Ok guy's, I was in need of some quick dry wood for my fireplace. I found a couple dead still standing elm trees with all the bark off. I cut it all down and getting ready to split it for this weekend's cold spell. I took a moisture reading and the meter said anywhere between 18% and 22%. My question is; is there a different between wet wood and green wood?? I don't want any creosote build up in my chimney.. I will be blending it with 8% to 10% dry hardwood. I know it won't burn like the dry but will it create any creosote in my chimney. Thanks for any responses. I love this Forum
I don’t consider dead standing elm green or wet. If I was in a bind I would be looking for dead elm. The top half of the tree always burns great, the bigger rounds hold a little more moisture but not much. Not sure what kind of stove your using but I wouldn’t sweat it. Welcome to the forum.

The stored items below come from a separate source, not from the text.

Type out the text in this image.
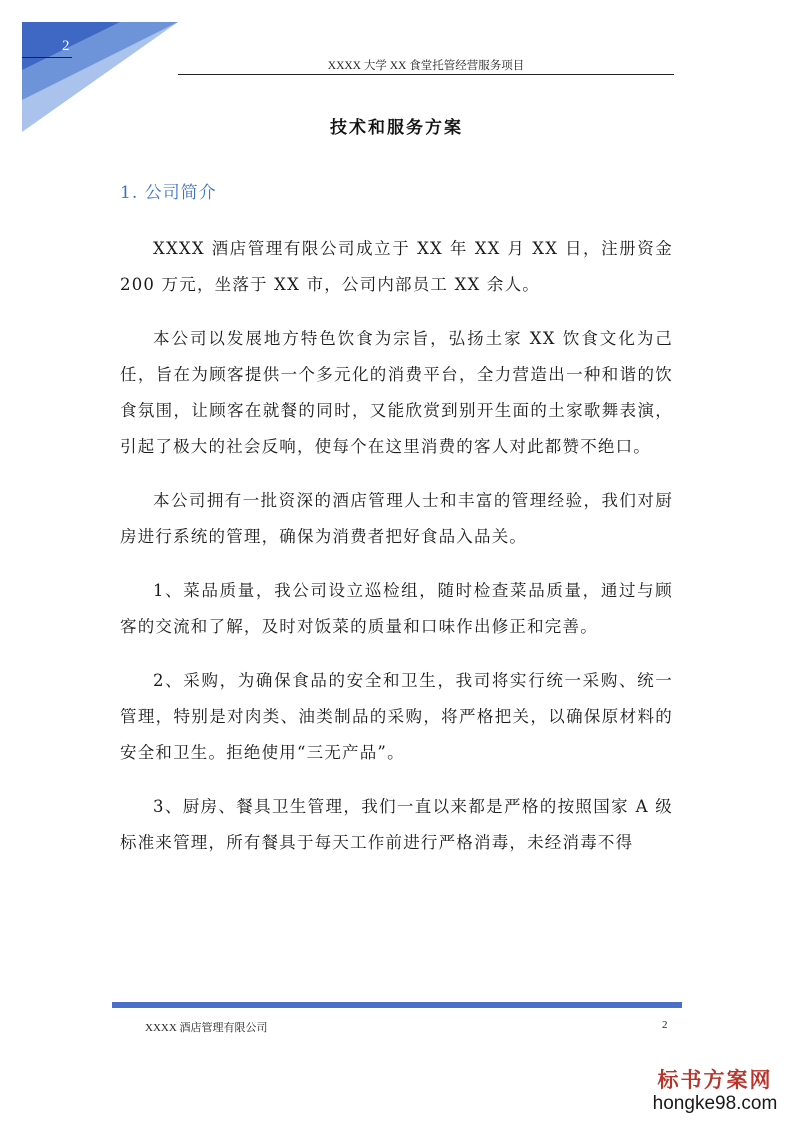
2
XXXX 大学 XX 食堂托管经营服务项目
技术和服务方案
1. 公司简介

XXXX 酒店管理有限公司成立于 XX 年 XX 月 XX 日，注册资金 200 万元，坐落于 XX 市，公司内部员工 XX 余人。

本公司以发展地方特色饮食为宗旨，弘扬土家 XX 饮食文化为己任，旨在为顾客提供一个多元化的消费平台，全力营造出一种和谐的饮食氛围，让顾客在就餐的同时，又能欣赏到别开生面的土家歌舞表演，引起了极大的社会反响，使每个在这里消费的客人对此都赞不绝口。

本公司拥有一批资深的酒店管理人士和丰富的管理经验，我们对厨房进行系统的管理，确保为消费者把好食品入品关。

1、菜品质量，我公司设立巡检组，随时检查菜品质量，通过与顾客的交流和了解，及时对饭菜的质量和口味作出修正和完善。

2、采购，为确保食品的安全和卫生，我司将实行统一采购、统一管理，特别是对肉类、油类制品的采购，将严格把关，以确保原材料的安全和卫生。拒绝使用“三无产品”。

3、厨房、餐具卫生管理，我们一直以来都是严格的按照国家 A 级标准来管理，所有餐具于每天工作前进行严格消毒，未经消毒不得

XXXX 酒店管理有限公司	2
标书方案网
hongke98.com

You should be fine, especially if you’re mixing it up with drier stuff. I burn lots of standing dead elm and before I joined here and got a moisture meter I’m sure a lot of it was higher moisture % than that. I’ve found the higher up the tree the drier it’ll be
I would consider green wood fresh cut, which will be wet. But old dead wood can be wet too, especially in log form or dead standing. 18-22% mixed in with dry stuff... probably won't cause issue. People have burned a lot worse. If anything while the fire is going, keep the splits of elm staged up near the fire so the radiant heat can dry them out just a tad more.
Wet is due to environment conditions, green wood is uncure Creosote is formed by too cool of a flue temp so dry wood can plug a chimney by poor burning practices, wet wood and green wood are not the same thing.
Factor in the outside temperature. Definitely mix in with your dry wood and let it run a bit longer before dialing things back on the stove. What type of wood stove or insert do you have?
Dead standing barkless elm is about as good as you can get for fresh cut burnable wood. I've burned a whole winter on dead standing Elm. That stuff is great for getting ahead.
I wouldnt worry at those percentages. Mixing it in is fine. Try to burn the tops first and like Eric Schamell said keep some near the stove to dry a bit more. My father used to have a couple of cribbed stacks near the fireplace.
Standing dead trees of almost any species are usually good to go right into the woodstove. As said above the top is always gonna be drier than the bottom. Standing dead elm is good burning wood.
Not sure what you mean when you state wet wood. Wood that has been rained on? Wood that has never been top covered after stacking? Wood that animals have peed on? As for your elm, indeed when you find standing elm with no bark, 99% of the time this is prime firewood. However in our experience most of the time the bottom 1/3 of that tree needs another year of drying after being split and stacked. Also in almost all places it will also pay to top cover the wood while it is drying. Also it makes a difference how you use that MM. There are right ways and wrong ways. For some reading and hopefully learning, take a look here: (3) Primer on Woodburning by Backwoods Savage | Firewood Hoarders Club
I think you should be fine just keep your flue temp up. If the flue is kept hot and the fire is rocking along then even green wood can be added without creosote building up. But if the temperature drops below the condensing temperature then creosote builds rapidly.
Ive seen pretty wet trunks of dead elm. Some branches will be really light, hard to tell with dense branches but tha where a moisture meter comes in handy just after cutting. Weight of wood matters to begin with.